Foods and food products for inherited metabolic diseases

N.D.C.C. § 26.1-36-09.7 — under Accident and Health Insurance.

N.D.C.C. § 26.1-36-09.7

1. As used in this section: a. "Inherited metabolic disease" means maple syrup urine disease or phenylketonuria. b. "Low-protein modified food product" means a food product that is specially formulated to have less than one gram of protein per serving and is intended to be used under the direction of a physician for the dietary treatment of an inherited metabolic disease. The term does not include a natural food that is naturally low in protein. c. "Medical food" means a food that is intended for the dietary treatment of a disease or condition for which nutritional requirements are established by medical evaluation and is formulated to be consumed or administered under the direction of a physician. 2. An insurance company, nonprofit health service corporation, or health maintenance organization may not deliver, issue, execute, or renew any health insurance policy, health service contract, or evidence of coverage that provides prescription coverage on an individual, group, blanket, franchise, or association basis, unless the policy or contract provides, for any person covered under the policy or contract, coverage for medical foods and low-protein modified food products determined by a physician to be medically necessary for the therapeutic treatment of an inherited metabolic disease. 3. This section applies to any covered individual born after December 31, 1962. This section does not require coverage in excess of three thousand dollars per year total for low-protein modified food products or medical food for an individual with an inherited metabolic disease of amino acid or organic acid. 4. This section does not require medical benefits coverage for low-protein modified food products or medical food for an individual to the extent those benefits are available to that individual under a department of health and human services program.

26.1-36-09.8. Health insurance policy and health service contract - Postdelivery coverage for mothers and newborns. 1. An insurance company, nonprofit health service corporation, or health maintenance organization may not deliver, issue, execute, or renew any health insurance policy, health service contract, or evidence of coverage that provides maternity benefits on an individual, group, blanket, franchise, or association basis unless the policy, contract, or evidence of coverage provides benefits, of the same type offered under the policy or contract for illnesses, for health services to any person covered under the policy or contract for: a.
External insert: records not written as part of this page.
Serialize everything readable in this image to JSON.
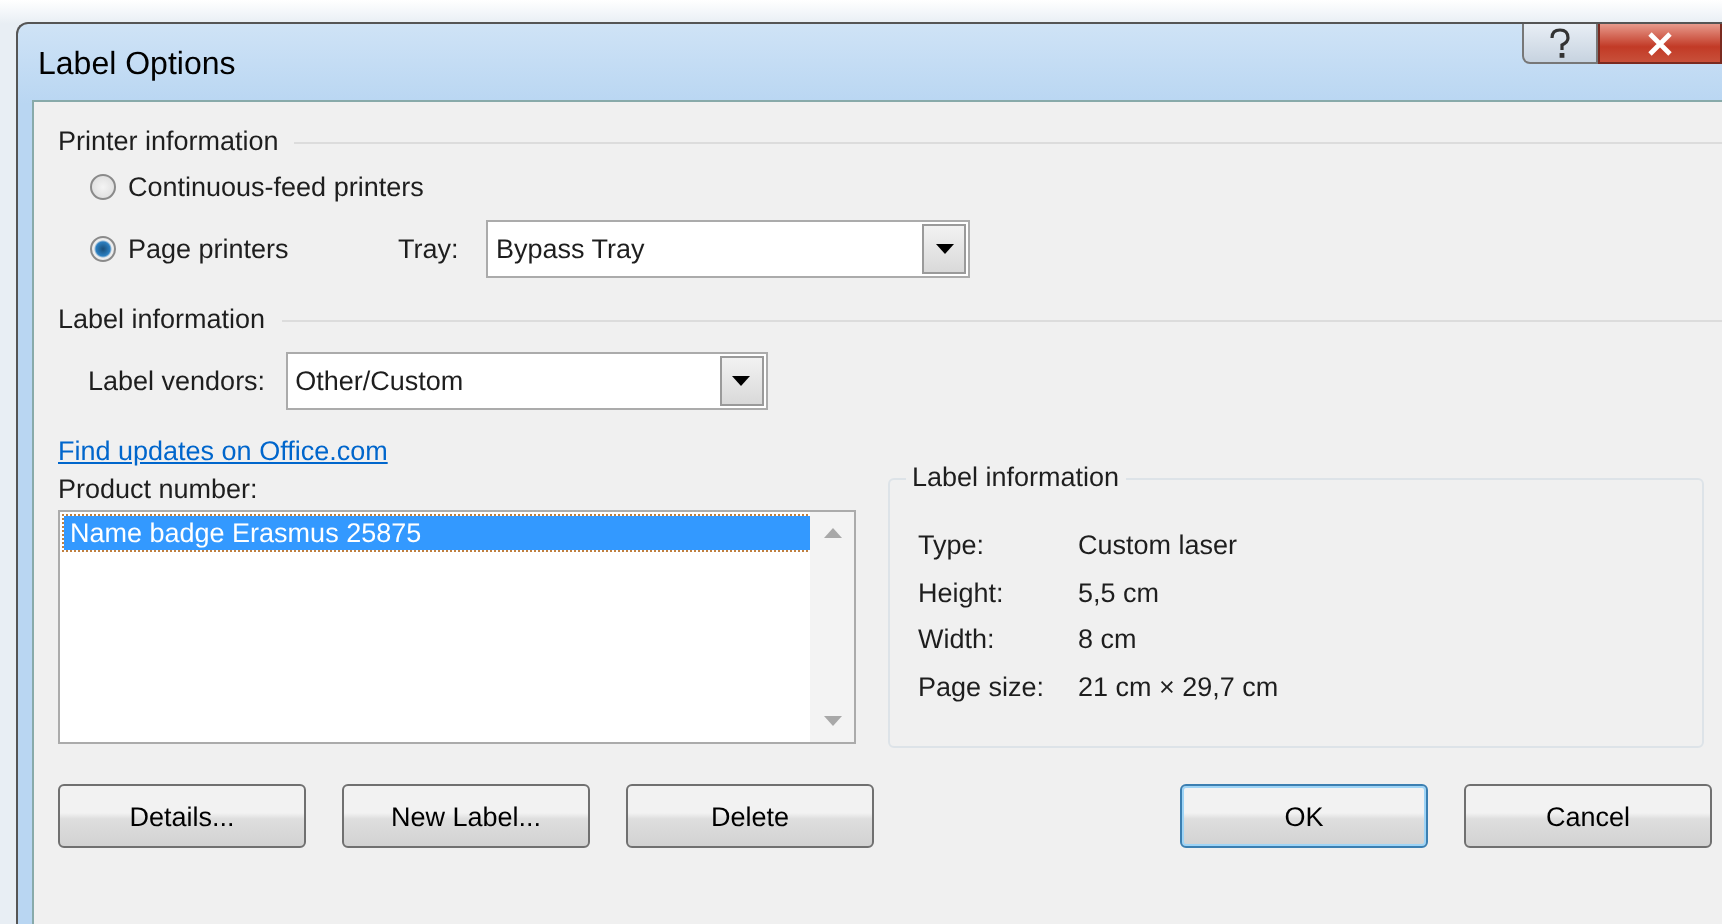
{
  "window": {
    "title": "Label Options"
  },
  "printer_information": {
    "heading": "Printer information",
    "options": [
      {
        "label": "Continuous-feed printers",
        "selected": false
      },
      {
        "label": "Page printers",
        "selected": true
      }
    ],
    "tray": {
      "label": "Tray:",
      "value": "Bypass Tray"
    }
  },
  "label_information": {
    "heading": "Label information",
    "vendors": {
      "label": "Label vendors:",
      "value": "Other/Custom"
    }
  },
  "link": "Find updates on Office.com",
  "product_number": {
    "label": "Product number:",
    "items": [
      {
        "text": "Name badge Erasmus 25875",
        "selected": true
      }
    ]
  },
  "details": {
    "heading": "Label information",
    "rows": [
      {
        "name": "Type:",
        "value": "Custom laser"
      },
      {
        "name": "Height:",
        "value": "5,5 cm"
      },
      {
        "name": "Width:",
        "value": "8 cm"
      },
      {
        "name": "Page size:",
        "value": "21 cm × 29,7 cm"
      }
    ]
  },
  "buttons": [
    {
      "label": "Details...",
      "default": false
    },
    {
      "label": "New Label...",
      "default": false
    },
    {
      "label": "Delete",
      "default": false
    },
    {
      "label": "OK",
      "default": true
    },
    {
      "label": "Cancel",
      "default": false
    }
  ]
}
Inpatient care for at least forty-eight hours for a mother and her newborn child following a normal vaginal delivery, and inpatient care for at least ninety-six hours following a caesarean section, without requiring the attending physician or health care provider to obtain authorization to care for a mother and her newborn child in the inpatient setting for this period of time. b. Inpatient care in excess of forty-eight hours following a vaginal delivery and ninety-six hours following a caesarean section if the stay is determined to be reasonable and medically necessary.
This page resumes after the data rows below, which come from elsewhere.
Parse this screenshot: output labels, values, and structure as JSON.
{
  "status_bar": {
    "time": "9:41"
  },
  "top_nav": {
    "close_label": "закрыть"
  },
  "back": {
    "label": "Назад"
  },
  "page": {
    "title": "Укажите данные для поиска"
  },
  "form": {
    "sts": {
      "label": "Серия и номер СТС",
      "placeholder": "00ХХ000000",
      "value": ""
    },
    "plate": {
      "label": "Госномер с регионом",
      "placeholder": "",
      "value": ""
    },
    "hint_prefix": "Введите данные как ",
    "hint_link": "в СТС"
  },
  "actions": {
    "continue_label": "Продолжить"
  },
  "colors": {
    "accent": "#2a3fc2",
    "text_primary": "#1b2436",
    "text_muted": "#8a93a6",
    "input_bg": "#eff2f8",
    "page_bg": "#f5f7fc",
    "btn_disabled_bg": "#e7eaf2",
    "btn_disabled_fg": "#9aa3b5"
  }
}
2. Coverage is not required for postdelivery inpatient care for a covered mother and her newborn child during the entire minimum time period required under subdivision a of subsection 1 if: a. The attending physician or health care provider, in consultation with the mother, decides to discharge the mother and her newborn child early; and b. The mother and her newborn child meet the minimum medical criteria for discharge as recommended in the "Guidelines for Perinatal Care" prepared by the American college of obstetricians and gynecologists and the American academy of pediatrics. 3. A person covered under this section is not required to give birth in a hospital or stay in a hospital for a fixed period of time following the birth of her child or participate in any postdelivery visit. 4. An insurance company, nonprofit health service corporation, health maintenance organization, or provider may not: a. Provide monetary payments to any insured person to request less than the minimum coverage required under this section; b. Penalize or otherwise reduce or limit the reimbursement of an attending physician or health care provider for recommending or providing care that is covered under this section; c. Waive any deductible, coinsurance, or copayment requirement for providing the minimum coverage required under this section; d. Deny to the mother or newborn child eligibility or continued eligibility to enroll or to renew coverage under the terms of the plan solely to avoid the requirements of this section; or e. Provide incentives, monetary or otherwise, to an attending physician or health care provider to induce the physician or provider to provide care to an individual participant or beneficiary in a manner inconsistent with this section. 5. The coverage required under subsection 1 may not exceed policy aggregate limits for this coverage. 6. This section does not prevent an insurance company, nonprofit health service corporation, or health maintenance organization from imposing deductibles, coinsurance, or other cost sharing in relation to benefits for hospital lengths of stay relating to childbirth for a mother or newborn child under the plan.